Who gains from the House tax plan? Mostly high-income households. A new TPC analysis reviewed the draft bill released on May 9, finding that while all income groups would see a tax cut under the GOP bill, high earners benefit the most. Households making over $200,000 would receive more than two-thirds of the plan’s total tax cuts, with the top 1 percent seeing average cuts of over $100,000. Meanwhile, the bottom 20 percent of earners would receive an average tax cut of just $120. About 6 percent of households, mainly in the $100,000–$200,000 income range, could see their taxes rise. The May 9 proposal did not include the SALT cap or the tax breaks for overtime, tips, and seniors.

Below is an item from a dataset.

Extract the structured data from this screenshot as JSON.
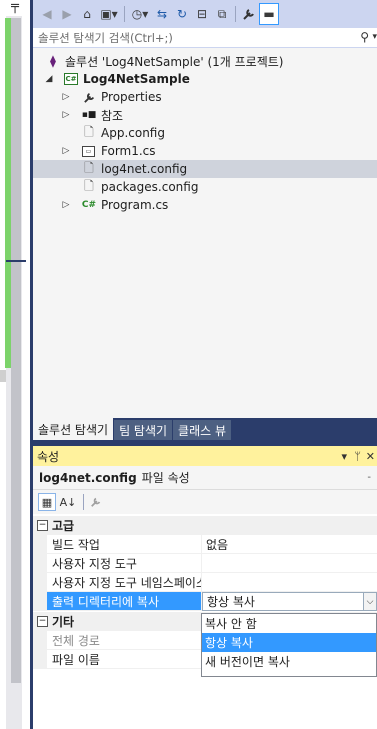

US and China ease trade tensions—temporarily. In a joint announcement Monday, the US and China agreed to a 90-day suspension of recent tariff hikes. The US will reduce tariffs on Chinese goods from 145 percent to 30 percent, while China will lower duties on US goods to 10 percent from 125 percent. While the truce may relieve some pressure on global supply chains and markets, experts caution that the pause does not resolve deeper trade issues, and tensions may return if talks falter.

IRS staff exodus may undermine future hiring. As reported by Tax Notes, former IRS leaders say recent layoffs, buyouts, and rescinded job offers will have long-term consequences for the agency’s talent pipeline. The IRS has already struggled with recruitment and onboarding delays, and a governmentwide hiring freeze is compounding the issue. Officials warn that even if future administrations restore funding, rebuilding IRS capacity won’t be quick or easy. “You can’t just switch the hiring process back on,” said former counselor Tom Cullinan.

Hollywood asks President Trump for more tax incentives. Hollywood studios and entertainment unions are lobbying President Trump to include expanded film and TV tax incentives in the upcoming budget bill. In a letter dated Monday, the Motion Picture Association and groups representing writers, actors, and behind-the-scenes workers urged Trump to extend federal production incentives. Jon Voight, one of Trump’s “Hollywood ambassadors,” is leading the effort.